Resource 2: Making instruments
Teacher resource for planning or adapting to use with pupils
‘Long ago, before man-made materials were available, people in indigenous societies in Africa constructed musical instruments from materials they found around them … in rural societies they made bows from sinew and wood, leg-rattles from fruit or cocoon shells filled with seeds or stones, and drums from animal skins and wood’
Instrument-making materials list
Make a collection of sound-makers, using the following categories as a guide.
- Wooden objects.
- Metal objects.
- Hollow objects.
- Surfaces that can be scraped.
- Surfaces that can be hit.
- Objects that can be suspended.
- Objects that can be shaken.
- Material that can be plucked.
- Containers for drums and shakers:
- Small glass or plastic bottles; yoghurt cups; matchboxes; washing powder boxes; cardboard or plastic tubes; coffee tins; tin cold drink cans; plastic drink bottles.
- Flat cardboard boxes to make a sound tray.
- Glass bottles of different sizes and shapes (fill them with water and tap with a metal beater).
- Fillings for shakers and tambourines:
- Stones; seeds; rice; beans; nails; sand; lentils; bead; corks; buttons; paperclips; bottle tops.
- Materials for guitars:
- Shoe boxes; old oil tins; elastic bands; flat pieces of wood; thin pieces of wire or fishing line.
- Materials for multitones (instruments that can make two or more sounds):
- Cutlery, car hubcap, kitchen utensils, saucepan lids, grater, colander, whisk, old teapot.

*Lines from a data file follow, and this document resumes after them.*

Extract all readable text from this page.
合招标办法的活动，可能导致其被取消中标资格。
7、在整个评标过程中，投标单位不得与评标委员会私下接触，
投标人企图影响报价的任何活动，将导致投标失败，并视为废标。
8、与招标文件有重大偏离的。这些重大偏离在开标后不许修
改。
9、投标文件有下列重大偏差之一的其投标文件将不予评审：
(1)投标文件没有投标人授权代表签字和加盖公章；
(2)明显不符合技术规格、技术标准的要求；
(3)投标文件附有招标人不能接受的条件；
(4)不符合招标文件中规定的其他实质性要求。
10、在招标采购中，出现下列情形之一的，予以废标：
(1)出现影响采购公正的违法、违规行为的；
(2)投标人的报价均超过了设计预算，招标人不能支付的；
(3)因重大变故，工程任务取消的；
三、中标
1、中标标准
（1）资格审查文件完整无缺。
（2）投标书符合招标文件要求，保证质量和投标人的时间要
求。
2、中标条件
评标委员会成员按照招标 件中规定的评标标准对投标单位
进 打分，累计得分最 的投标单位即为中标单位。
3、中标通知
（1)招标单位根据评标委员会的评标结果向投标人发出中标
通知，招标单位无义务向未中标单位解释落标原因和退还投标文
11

- Metal objects to suspend from a gong stand, metal coat hanger or wooden dowelling rod:
- Metal nails tied together, old horseshoe, large metal bolt, old bits of iron, copper tubing.
- Beaters:
- Old cutlery, long nail, strong wooden stick, toothbrush, ruler, chopstick.
- More materials:
- Seed pods or dry calabashes; newspaper; wire coat hangers; rubber foam; string and metal wire of all sizes and strengths; wooden sticks or blocks; plastic bags.